Are you looking at what specific questions you are getting right vs. wrong?
Without any additional data, it would appear to me as if you are not consistent across the question types, and so, depending on the question set you receive, your score varies pretty drastically.
There are less than 80 questions on the whole exam, with five types.
Let's pretend you are a killer at SC and CR, but your RC is terrible. Well.... you're only going to get a few RC questions. If you are rolling at the time you get them and they are tough RCs and you manage to get say 1/2 right... you'll end up with a pretty good score. If on the other hand, you are struggling when you reach these RCs and are given relatively easy RC questions and STILL get them wrong... then low score for you.
I had some of this inconsistency myself and did quite a bit of analytics to determine that, for me, it was arithmetic questions in DS that were tanking me, and depending on where they landed in the problem set my score varied considerably.
I'd suggest trying to understand your relative strengths/weaknesses in question type and content area (for quant) and see if that helps.

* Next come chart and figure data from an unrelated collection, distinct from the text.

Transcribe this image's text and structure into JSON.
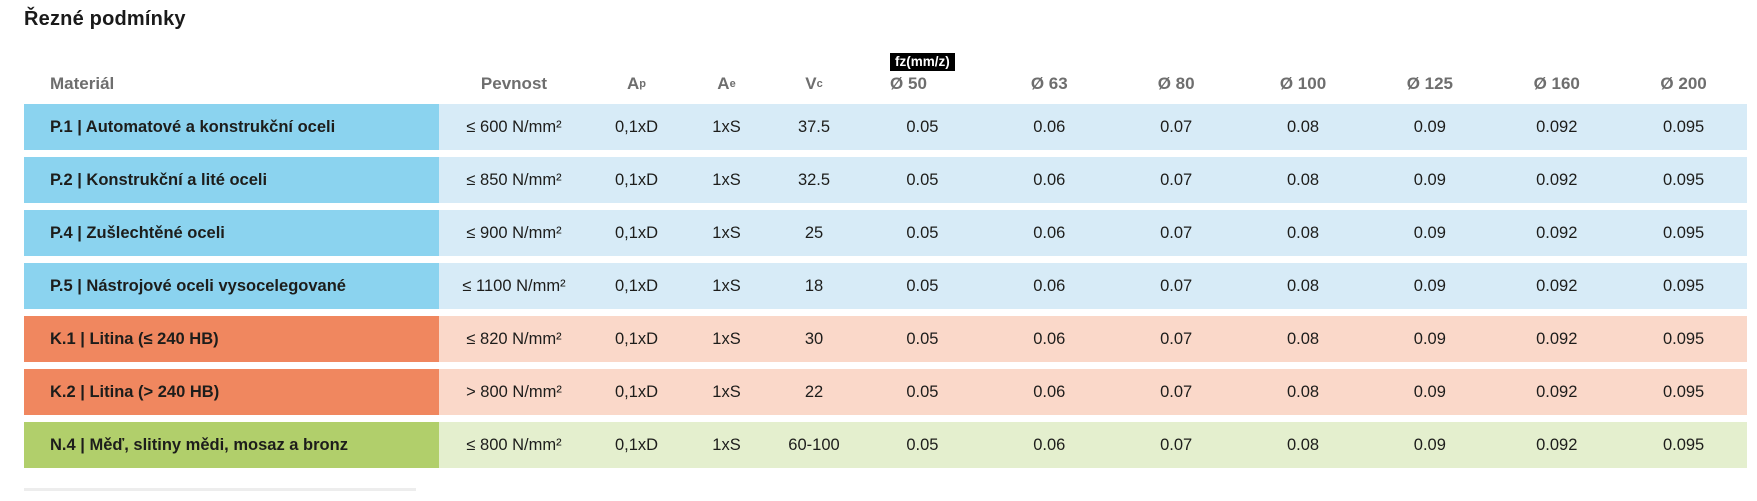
{
  "page": {
    "title": "Řezné podmínky"
  },
  "table": {
    "headers": {
      "material": "Materiál",
      "pevnost": "Pevnost",
      "ap": {
        "base": "A",
        "sub": "p"
      },
      "ae": {
        "base": "A",
        "sub": "e"
      },
      "vc": {
        "base": "V",
        "sub": "c"
      },
      "fz_badge": "fz(mm/z)",
      "diameters": [
        "Ø 50",
        "Ø 63",
        "Ø 80",
        "Ø 100",
        "Ø 125",
        "Ø 160",
        "Ø 200"
      ]
    },
    "groups": {
      "steel": {
        "dark": "#8BD3EF",
        "light": "#D7EBF7"
      },
      "cast_iron": {
        "dark": "#F0875F",
        "light": "#FAD8C9"
      },
      "non_ferrous": {
        "dark": "#B1CF6B",
        "light": "#E4EFCE"
      }
    },
    "rows": [
      {
        "group": "steel",
        "material": "P.1 | Automatové a konstrukční oceli",
        "pevnost": "≤ 600 N/mm²",
        "ap": "0,1xD",
        "ae": "1xS",
        "vc": "37.5",
        "fz": [
          "0.05",
          "0.06",
          "0.07",
          "0.08",
          "0.09",
          "0.092",
          "0.095"
        ]
      },
      {
        "group": "steel",
        "material": "P.2 | Konstrukční a lité oceli",
        "pevnost": "≤ 850 N/mm²",
        "ap": "0,1xD",
        "ae": "1xS",
        "vc": "32.5",
        "fz": [
          "0.05",
          "0.06",
          "0.07",
          "0.08",
          "0.09",
          "0.092",
          "0.095"
        ]
      },
      {
        "group": "steel",
        "material": "P.4 | Zušlechtěné oceli",
        "pevnost": "≤ 900 N/mm²",
        "ap": "0,1xD",
        "ae": "1xS",
        "vc": "25",
        "fz": [
          "0.05",
          "0.06",
          "0.07",
          "0.08",
          "0.09",
          "0.092",
          "0.095"
        ]
      },
      {
        "group": "steel",
        "material": "P.5 | Nástrojové oceli vysocelegované",
        "pevnost": "≤ 1100 N/mm²",
        "ap": "0,1xD",
        "ae": "1xS",
        "vc": "18",
        "fz": [
          "0.05",
          "0.06",
          "0.07",
          "0.08",
          "0.09",
          "0.092",
          "0.095"
        ]
      },
      {
        "group": "cast_iron",
        "material": "K.1 | Litina (≤ 240 HB)",
        "pevnost": "≤ 820 N/mm²",
        "ap": "0,1xD",
        "ae": "1xS",
        "vc": "30",
        "fz": [
          "0.05",
          "0.06",
          "0.07",
          "0.08",
          "0.09",
          "0.092",
          "0.095"
        ]
      },
      {
        "group": "cast_iron",
        "material": "K.2 | Litina (> 240 HB)",
        "pevnost": "> 800 N/mm²",
        "ap": "0,1xD",
        "ae": "1xS",
        "vc": "22",
        "fz": [
          "0.05",
          "0.06",
          "0.07",
          "0.08",
          "0.09",
          "0.092",
          "0.095"
        ]
      },
      {
        "group": "non_ferrous",
        "material": "N.4 | Měď, slitiny mědi, mosaz a bronz",
        "pevnost": "≤ 800 N/mm²",
        "ap": "0,1xD",
        "ae": "1xS",
        "vc": "60-100",
        "fz": [
          "0.05",
          "0.06",
          "0.07",
          "0.08",
          "0.09",
          "0.092",
          "0.095"
        ]
      }
    ]
  }
}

The other note is that the GMAT is a highly variable test. Let's pretend your "true" ability is in the 660-680 range - well, you're not going to be able to answer ALL of the 630-650 questions correctly and NONE of the 690-720 questions incorrectly. Ability isn't that standard. The specific questions you receive and your specific ability (and timing) to handle the question determines your score. Many people experience score variation - that's one of the reasons why folks encourage people who are dissatisfied with their official score to retake, as just getting a different problem set can result in a different (hopefully higher) score.
Apologies if this was just babble - trying to be useful/clear here.